Print PDF

Practice Areas

TPP Offers Opportunities for Automotive Sector; ST&R Webinar to Review

Friday, December 18, 2015
Sandler, Travis & Rosenberg Trade Report

The Trans-Pacific Partnership will eliminate tariffs and includes other provisions that will benefit U.S. companies producing motor vehicles, motorcycles and auto parts. Sandler & Travis Trade Advisory Services will conduct a webinar Jan. 7, 2016, to review TPP’s automotive provisions and the practical impact they will have.

The International Trade Administration states that U.S. exports of automotive products to TPP countries with which the U.S. does not already have a free trade agreement – Japan, Malaysia, Vietnam, New Zealand and Brunei – totaled $2.4 billion in 2014 but most ($1.9 billion) went to Japan, where the simple average tariff is only 0.2 percent. Exports to Vietnam, where the average tariff is 22.2 percent and applied tariffs can reach 75 percent, were $131 million, while exports to Malaysia, which has an average tariff of 20.5 percent and a maximum of 50 percent, were just $74 million. Japan’s tariffs will be eliminated as soon as TPP takes effect and Malaysia’s will be gone within 11 years, including 74 percent immediately. Vietnam will move more slowly, with only 32 percent eliminated when TPP takes effect but 70 percent eliminated within four years.
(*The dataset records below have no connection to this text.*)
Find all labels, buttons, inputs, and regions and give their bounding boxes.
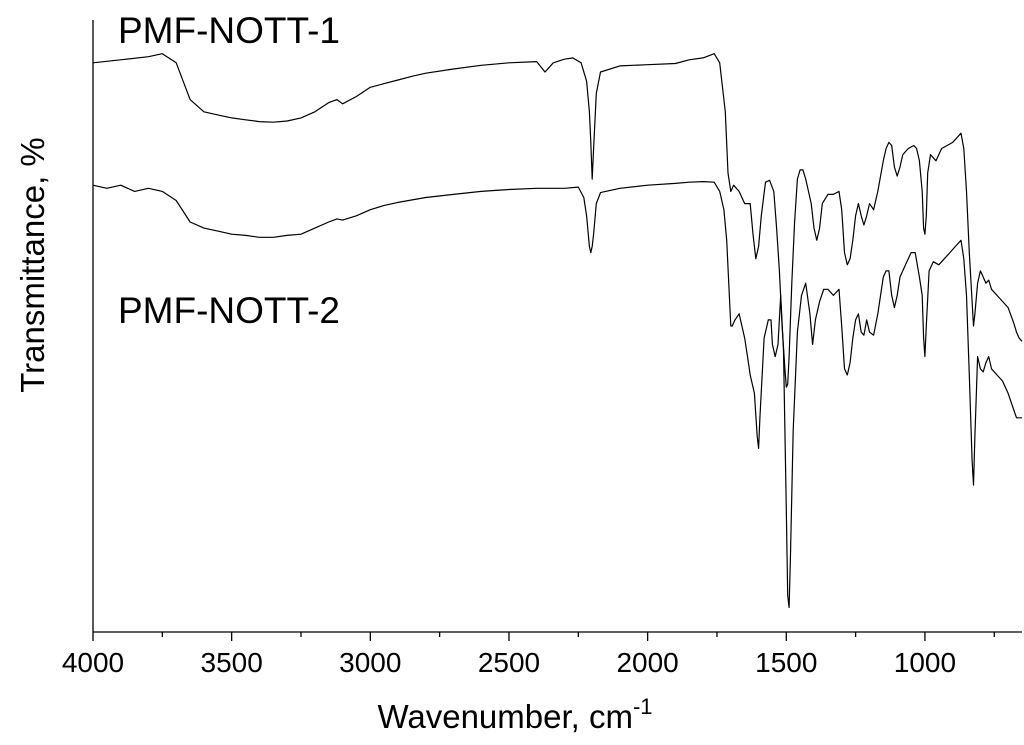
x-axis-tick-labels: 4000 3500 3000 2500 2000 1500 1000 xyxy=(62,647,956,678)
x-tick-label: 1500 xyxy=(755,647,817,678)
x-tick-label: 3500 xyxy=(201,647,263,678)
spectrum-line-series-2 xyxy=(92,181,1022,609)
x-axis-ticks xyxy=(92,632,995,641)
x-tick-label: 2500 xyxy=(478,647,540,678)
x-axis-title-superscript: -1 xyxy=(633,694,653,719)
x-tick-label: 1000 xyxy=(894,647,956,678)
x-tick-label: 4000 xyxy=(62,647,124,678)
x-axis-title: Wavenumber, cm-1 xyxy=(377,694,652,735)
plot-area xyxy=(92,53,1023,609)
spectrum-line-series-1 xyxy=(92,53,1023,388)
x-tick-label: 2000 xyxy=(616,647,678,678)
series-label-pmf-nott-2: PMF-NOTT-2 xyxy=(118,290,340,331)
y-axis-title: Transmittance, % xyxy=(14,137,51,393)
series-label-pmf-nott-1: PMF-NOTT-1 xyxy=(118,10,340,51)
x-axis-title-text: Wavenumber, cm xyxy=(377,698,633,735)
x-tick-label: 3000 xyxy=(339,647,401,678)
To ensure that these benefits will go to TPP partner countries, the Office of the U.S. Trade Representative adds, the agreement includes strong rules of origin for both autos and auto parts that are more accurate, more easily verifiable and more enforceable than those of NAFTA.

The ITA notes that TPP also ensures that recovered materials derived in the region and used in remanufactured goods count as TPP materials, allowing more goods to count as TPP originating and thus benefiting from preferential duty treatment.

Further, a separate U.S.-Japan agreement addresses a wide range of Japanese non-tariff measures that have limited market access for U.S.-made autos and auto parts, including transparency in regulations, standards, certification, financial incentives and distribution. There are also expedited procedures and a rapid consultation mechanism to head off any new non-tariff measures that may emerge as well as a special safeguard mechanism to address possible import surges.